I followed him into the nearest building, noticing that while the majority of uniforms belonged to the Sherbrooke police, the Sûreté was clearly represented. Lacombe had briefed us earlier that in a town this size, the Sûreté played mostly a support role, appearing only when requested. I assumed the exception here meant the task force’s mission was playing front and center.

In fact, when I reached a dingy apartment two flights up, Lacombe was accompanied by Rick Labatt and André Rousseau, the intelligence officer from the RCMP.

Lacombe turned at my entrance and motioned to me to join them in the kitchen across from the living room. “Joe. I am sorry it is so late, but as I said on the telephone, I thought you would find this interesting.”

On the kitchen floor, spread-eagled like a butterfly pinned down for display, was a large barefoot man resting in blood extending like wings to either side of him. A good portion of his skull was missing. Surrounding him like carefully moving ghosts, a forensics team clad in protective clothing went through the motions I knew all too drearily by heart.

Lacombe made the introductions. “This is Monsieur Jean-Luc Tessier. He was a Deschamps enforcer-a big cheese, correct? It looks like he was shot in the head, from behind with one bullet.”

I glanced back at the living room. “No obvious struggle. Was the door forced?”

“No. We are thinking that he knew who killed him.”

“And trusted him,” Labatt added, pointing at the corpse. “He turned his back on the man, maybe to make some coffee.”

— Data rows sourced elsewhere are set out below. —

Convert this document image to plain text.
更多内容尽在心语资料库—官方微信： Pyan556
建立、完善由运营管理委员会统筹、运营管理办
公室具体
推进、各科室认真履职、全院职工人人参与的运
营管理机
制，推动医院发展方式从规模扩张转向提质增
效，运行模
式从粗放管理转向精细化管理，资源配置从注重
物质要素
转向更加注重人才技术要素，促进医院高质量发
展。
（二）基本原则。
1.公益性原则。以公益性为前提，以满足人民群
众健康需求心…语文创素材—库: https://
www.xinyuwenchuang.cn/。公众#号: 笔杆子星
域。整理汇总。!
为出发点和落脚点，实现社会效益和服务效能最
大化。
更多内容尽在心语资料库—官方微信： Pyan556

“He live alone?” I asked, noticing the coffee maker on the counter ahead of the corpse, still half full and with its red indicator light on.

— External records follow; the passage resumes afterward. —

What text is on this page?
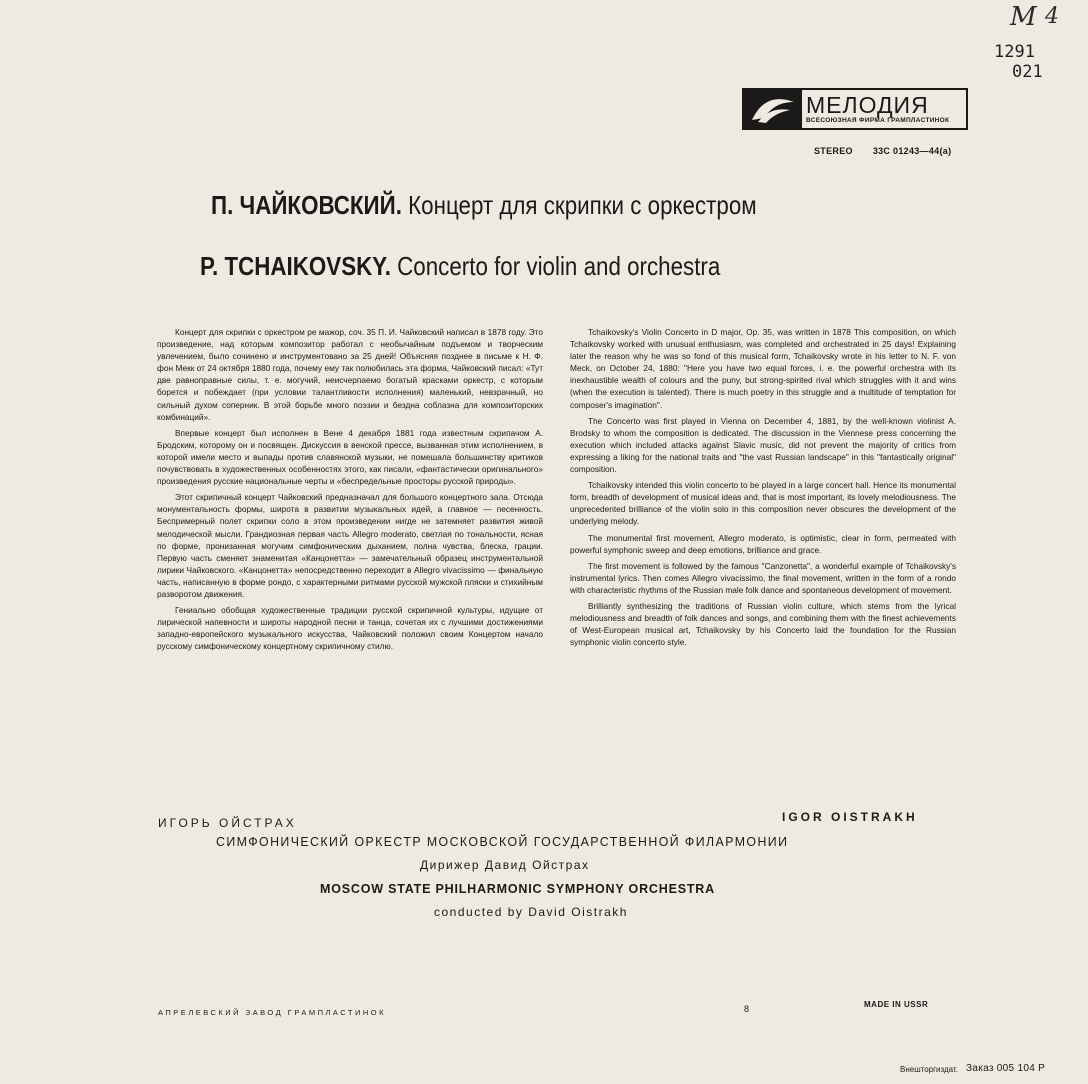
M 4
1291
021
МЕЛОДИЯ
ВСЕСОЮЗНАЯ ФИРМА ГРАМПЛАСТИНОК
STEREO 33С 01243—44(a)
П. ЧАЙКОВСКИЙ. Концерт для скрипки с оркестром
P. TCHAIKOVSKY. Concerto for violin and orchestra

Концерт для скрипки с оркестром ре мажор, соч. 35 П. И. Чайковский написал в 1878 году. Это произведение, над которым композитор работал с необычайным подъемом и творческим увлечением, было сочинено и инструментовано за 25 дней! Объясняя позднее в письме к Н. Ф. фон Мекк от 24 октября 1880 года, почему ему так полюбилась эта форма, Чайковский писал: «Тут две равноправные силы, т. е. могучий, неисчерпаемо богатый красками оркестр, с которым борется и побеждает (при условии талантливости исполнения) маленький, невзрачный, но сильный духом соперник. В этой борьбе много поэзии и бездна соблазна для композиторских комбинаций».

Впервые концерт был исполнен в Вене 4 декабря 1881 года известным скрипачом А. Бродским, которому он и посвящен. Дискуссия в венской прессе, вызванная этим исполнением, в которой имели место и выпады против славянской музыки, не помешала большинству критиков почувствовать в художественных особенностях этого, как писали, «фантастически оригинального» произведения русские национальные черты и «беспредельные просторы русской природы».

Этот скрипичный концерт Чайковский предназначал для большого концертного зала. Отсюда монументальность формы, широта в развитии музыкальных идей, а главное — песенность. Беспримерный полет скрипки соло в этом произведении нигде не затемняет развития живой мелодической мысли. Грандиозная первая часть Allegro moderato, светлая по тональности, ясная по форме, пронизанная могучим симфоническим дыханием, полна чувства, блеска, грации. Первую часть сменяет знаменитая «Канцонетта» — замечательный образец инструментальной лирики Чайковского. «Канцонетта» непосредственно переходит в Allegro vivacissimo — финальную часть, написанную в форме рондо, с характерными ритмами русской мужской пляски и стихийным разворотом движения.

Гениально обобщая художественные традиции русской скрипичной культуры, идущие от лирической напевности и широты народной песни и танца, сочетая их с лучшими достижениями западно-европейского музыкального искусства, Чайковский положил своим Концертом начало русскому симфоническому концертному скрипичному стилю.

Tchaikovsky's Violin Concerto in D major, Op. 35, was written in 1878 This composition, on which Tchaikovsky worked with unusual enthusiasm, was completed and orchestrated in 25 days! Explaining later the reason why he was so fond of this musical form, Tchaikovsky wrote in his letter to N. F. von Meck, on October 24, 1880: "Here you have two equal forces, i. e. the powerful orchestra with its inexhaustible wealth of colours and the puny, but strong-spirited rival which struggles with it and wins (when the execution is talented). There is much poetry in this struggle and a multitude of temptation for composer's imagination".

The Concerto was first played in Vienna on December 4, 1881, by the well-known violinist A. Brodsky to whom the composition is dedicated. The discussion in the Viennese press concerning the execution which included attacks against Slavic music, did not prevent the majority of critics from expressing a liking for the national traits and "the vast Russian landscape" in this "fantastically original" composition.

Tchaikovsky intended this violin concerto to be played in a large concert hall. Hence its monumental form, breadth of development of musical ideas and, that is most important, its lovely melodiousness. The unprecedented brilliance of the violin solo in this composition never obscures the development of the underlying melody.

The monumental first movement, Allegro moderato, is optimistic, clear in form, permeated with powerful symphonic sweep and deep emotions, brilliance and grace.

The first movement is followed by the famous "Canzonetta", a wonderful example of Tchaikovsky's instrumental lyrics. Then comes Allegro vivacissimo, the final movement, written in the form of a rondo with characteristic rhythms of the Russian male folk dance and spontaneous development of movement.

Brilliantly synthesizing the traditions of Russian violin culture, which stems from the lyrical melodiousness and breadth of folk dances and songs, and combining them with the finest achievements of West-European musical art, Tchaikovsky by his Concerto laid the foundation for the Russian symphonic violin concerto style.

ИГОРЬ ОЙСТРАХ	IGOR OISTRAKH
СИМФОНИЧЕСКИЙ ОРКЕСТР МОСКОВСКОЙ ГОСУДАРСТВЕННОЙ ФИЛАРМОНИИ
Дирижер Давид Ойстрах
MOSCOW STATE PHILHARMONIC SYMPHONY ORCHESTRA
conducted by David Oistrakh
АПРЕЛЕВСКИЙ ЗАВОД ГРАМПЛАСТИНОК	8	MADE IN USSR
Внешторгиздат. Заказ 005 104 Р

Lacombe smiled. “Yes. You are wondering how we found him so fast. The neighbor became angry at the television sound. When the Sherbrooke police got here, it was very, very big.” He put his fingers in his ears.

“But the noise came suddenly, just before the neighbor complained?”

Lacombe nodded.

“Meaning whoever killed him cranked up the volume to attract attention afterward,” I surmised. “It couldn’t have been that loud when he knocked on the door and Tessier went to pour coffee-it wouldn’t make sense. No gunshot heard?”

All three of them shook their heads. The comfortably bilingual Mountie-Rousseau-said, “Tessier was one of Marcel’s chosen men. He’d been with him twenty years and in the last eight or ten handled all the key dealings with rival operators. A hard man-loyal and savvy.”